ESPN’s Emmy winning Kirk Herbstreit is one of college football’s top commentators.
He was equally good in 1992’s, quarterbacking the Ohio state Buckeyes to a 13-13 tied with Michigan. Since a tie was as good as a win for Ohio State during the John Cooper years, Kirk is a hero to Buckeye fans everywhere.
Unfortunately, he was also the most accurate among the commentators in predicting the performance of the Michigan Wolverines under Coach Rodriquez.
Leave it to a Buckeye.
He was so good at Ohio State, and loyal to the Buckeyes, that he resides in Upper Arlington, a suburb of Columbus. No Goodbye Columbus for Herbstreit.
But Goodbye to a large tax deduction, for which penalties have attached.
Upper Arlington residents discovered an ingenious deduction that accomplished three goals: provide a public service, demolish an unwanted house, and claim a sizable deduction.
Forget remodeling; no DIY; just raze/torch the existing house and rebuild from scratch.
The solution: Donate the residence, but not the land, to the Upper Arlington Fire Department, which then torches the dwelling in a live fire exercise. The owners then have to clean up and remove the debris and ashes, but those costs are minimal compared to hiring a demolition company to destroy the house. If the Fire Department torches the property, it’s not arson.
This practice had been going on for about two decades in Upper Arlington. From 1988 to 2009 31 dwellings and 1 commercial structure were donated to the U.A.F.D., but only one since 2005. Residents in Minnesota and Wisconsin were adopting the tax stratagem. Too bad Birmingham, Bloomfield Hills, and Grosse Points, Michigan had not caught on.
The Herbstreits’ donated their Upper Arlington home to the fire department in 2004, claiming a charitable tax deduction of $330,000. They then spent over $1 million building the replacement home.
They mistimed the deduction, fumbling the return.
The IRS started questioning the practice in 2004, disallowed the Herbstreits’ deduction, and assessed a delinquency and penalties of $134,606. That burns.
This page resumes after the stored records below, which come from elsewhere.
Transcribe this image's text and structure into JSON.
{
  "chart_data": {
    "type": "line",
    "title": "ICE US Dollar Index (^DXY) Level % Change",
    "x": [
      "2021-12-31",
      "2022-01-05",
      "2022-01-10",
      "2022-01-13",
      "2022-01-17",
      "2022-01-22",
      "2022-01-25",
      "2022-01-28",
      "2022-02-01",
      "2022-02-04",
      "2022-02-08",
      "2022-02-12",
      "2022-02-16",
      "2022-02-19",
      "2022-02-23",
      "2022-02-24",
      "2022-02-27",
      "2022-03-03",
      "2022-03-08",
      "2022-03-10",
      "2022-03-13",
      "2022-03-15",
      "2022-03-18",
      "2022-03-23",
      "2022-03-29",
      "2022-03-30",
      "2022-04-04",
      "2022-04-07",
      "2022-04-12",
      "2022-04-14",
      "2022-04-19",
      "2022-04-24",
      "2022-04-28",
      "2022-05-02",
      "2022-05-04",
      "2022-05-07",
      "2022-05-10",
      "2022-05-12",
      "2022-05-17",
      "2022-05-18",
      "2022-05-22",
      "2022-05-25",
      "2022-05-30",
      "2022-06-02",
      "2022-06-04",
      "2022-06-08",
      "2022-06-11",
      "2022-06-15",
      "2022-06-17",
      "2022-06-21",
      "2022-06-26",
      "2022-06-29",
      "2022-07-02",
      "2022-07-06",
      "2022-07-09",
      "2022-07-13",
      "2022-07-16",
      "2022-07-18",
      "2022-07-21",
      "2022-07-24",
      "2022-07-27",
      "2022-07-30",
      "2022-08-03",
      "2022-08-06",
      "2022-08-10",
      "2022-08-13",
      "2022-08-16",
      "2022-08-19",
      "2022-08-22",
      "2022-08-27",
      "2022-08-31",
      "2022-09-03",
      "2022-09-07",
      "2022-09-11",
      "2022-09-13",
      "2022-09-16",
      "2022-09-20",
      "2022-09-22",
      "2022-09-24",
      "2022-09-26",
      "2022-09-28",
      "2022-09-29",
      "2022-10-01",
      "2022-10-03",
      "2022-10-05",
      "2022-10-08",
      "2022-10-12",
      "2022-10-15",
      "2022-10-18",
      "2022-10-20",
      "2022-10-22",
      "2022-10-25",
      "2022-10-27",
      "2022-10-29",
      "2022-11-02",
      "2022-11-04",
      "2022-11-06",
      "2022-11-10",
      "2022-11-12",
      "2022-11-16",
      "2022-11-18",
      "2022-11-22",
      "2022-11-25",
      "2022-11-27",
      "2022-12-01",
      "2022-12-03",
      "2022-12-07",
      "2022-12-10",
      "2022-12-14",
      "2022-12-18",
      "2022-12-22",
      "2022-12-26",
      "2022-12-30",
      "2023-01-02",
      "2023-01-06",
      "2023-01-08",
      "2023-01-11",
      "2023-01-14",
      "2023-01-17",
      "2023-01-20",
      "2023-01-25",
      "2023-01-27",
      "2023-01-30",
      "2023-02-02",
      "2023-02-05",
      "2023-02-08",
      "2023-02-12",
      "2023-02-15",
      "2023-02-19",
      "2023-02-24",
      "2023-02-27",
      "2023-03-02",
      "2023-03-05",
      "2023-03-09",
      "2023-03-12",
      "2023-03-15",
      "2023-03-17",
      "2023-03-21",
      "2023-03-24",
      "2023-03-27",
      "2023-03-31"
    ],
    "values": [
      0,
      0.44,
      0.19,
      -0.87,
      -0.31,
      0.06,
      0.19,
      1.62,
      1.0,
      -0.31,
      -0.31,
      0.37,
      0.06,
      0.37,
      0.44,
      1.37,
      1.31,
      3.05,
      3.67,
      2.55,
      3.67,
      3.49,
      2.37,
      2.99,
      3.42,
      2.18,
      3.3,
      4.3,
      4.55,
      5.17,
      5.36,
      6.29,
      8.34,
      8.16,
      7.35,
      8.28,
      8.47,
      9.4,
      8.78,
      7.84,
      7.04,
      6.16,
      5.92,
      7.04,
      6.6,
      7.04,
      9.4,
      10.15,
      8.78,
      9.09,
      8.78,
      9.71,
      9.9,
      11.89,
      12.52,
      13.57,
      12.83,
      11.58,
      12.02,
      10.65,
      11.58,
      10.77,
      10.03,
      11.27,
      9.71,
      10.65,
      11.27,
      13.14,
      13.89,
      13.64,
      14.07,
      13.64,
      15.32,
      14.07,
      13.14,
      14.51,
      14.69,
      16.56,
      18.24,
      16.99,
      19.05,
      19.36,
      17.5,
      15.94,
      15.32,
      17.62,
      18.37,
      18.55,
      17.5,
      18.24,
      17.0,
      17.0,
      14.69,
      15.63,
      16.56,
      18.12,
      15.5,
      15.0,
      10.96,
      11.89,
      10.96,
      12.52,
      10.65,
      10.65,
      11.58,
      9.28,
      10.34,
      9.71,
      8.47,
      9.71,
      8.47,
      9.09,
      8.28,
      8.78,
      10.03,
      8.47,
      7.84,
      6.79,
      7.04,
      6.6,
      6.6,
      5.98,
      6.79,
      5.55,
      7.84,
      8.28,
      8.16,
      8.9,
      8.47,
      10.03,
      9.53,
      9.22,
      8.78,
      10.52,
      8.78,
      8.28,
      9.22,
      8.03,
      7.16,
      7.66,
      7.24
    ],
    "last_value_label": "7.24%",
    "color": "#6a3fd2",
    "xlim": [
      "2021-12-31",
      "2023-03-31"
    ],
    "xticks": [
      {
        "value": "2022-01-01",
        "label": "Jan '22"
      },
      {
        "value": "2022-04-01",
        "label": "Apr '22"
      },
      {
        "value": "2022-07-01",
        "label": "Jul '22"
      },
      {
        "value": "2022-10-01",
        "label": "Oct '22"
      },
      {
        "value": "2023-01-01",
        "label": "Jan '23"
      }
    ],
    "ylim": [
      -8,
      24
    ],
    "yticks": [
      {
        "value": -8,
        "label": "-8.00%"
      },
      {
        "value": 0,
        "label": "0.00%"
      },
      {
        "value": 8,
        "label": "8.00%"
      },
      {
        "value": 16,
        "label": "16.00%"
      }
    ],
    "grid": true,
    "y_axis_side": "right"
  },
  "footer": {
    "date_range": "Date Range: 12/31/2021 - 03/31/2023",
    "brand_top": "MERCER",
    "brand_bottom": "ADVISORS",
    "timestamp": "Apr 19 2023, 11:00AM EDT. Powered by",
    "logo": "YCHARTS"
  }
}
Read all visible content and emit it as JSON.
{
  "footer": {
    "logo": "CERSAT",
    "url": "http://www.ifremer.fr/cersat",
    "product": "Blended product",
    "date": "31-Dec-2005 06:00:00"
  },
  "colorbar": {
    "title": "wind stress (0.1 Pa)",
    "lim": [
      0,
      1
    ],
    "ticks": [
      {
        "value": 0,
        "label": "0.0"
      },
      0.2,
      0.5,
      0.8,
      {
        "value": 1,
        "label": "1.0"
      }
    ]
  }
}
The United States District Court in Columbus affirmed the IRS’s ruling on July 21, 2010.
The court’s decision though was not based on the burning issue of the legality of such deductions, but rather on procedural penalties. The Herbstreits failed to provide both a “sufficiently qualified appraisal” and “a sufficient contemporaneous acknowledgment of the purported deduction.”
They, or their accountants or lawyers, failed to follow basic procedural requirements of the IRS Code. Admittedly, learning an Ohio State playbook as a quarterback is not the challenge of mastering the Internal Revenue Code of 1964.
As a football player at Woody Hayes U, Kirk should have realized it comes down to the fundamentals of blocking and tackling rather it be football or taxes.
Quarterbacks should never fumble the handoff or writeoff.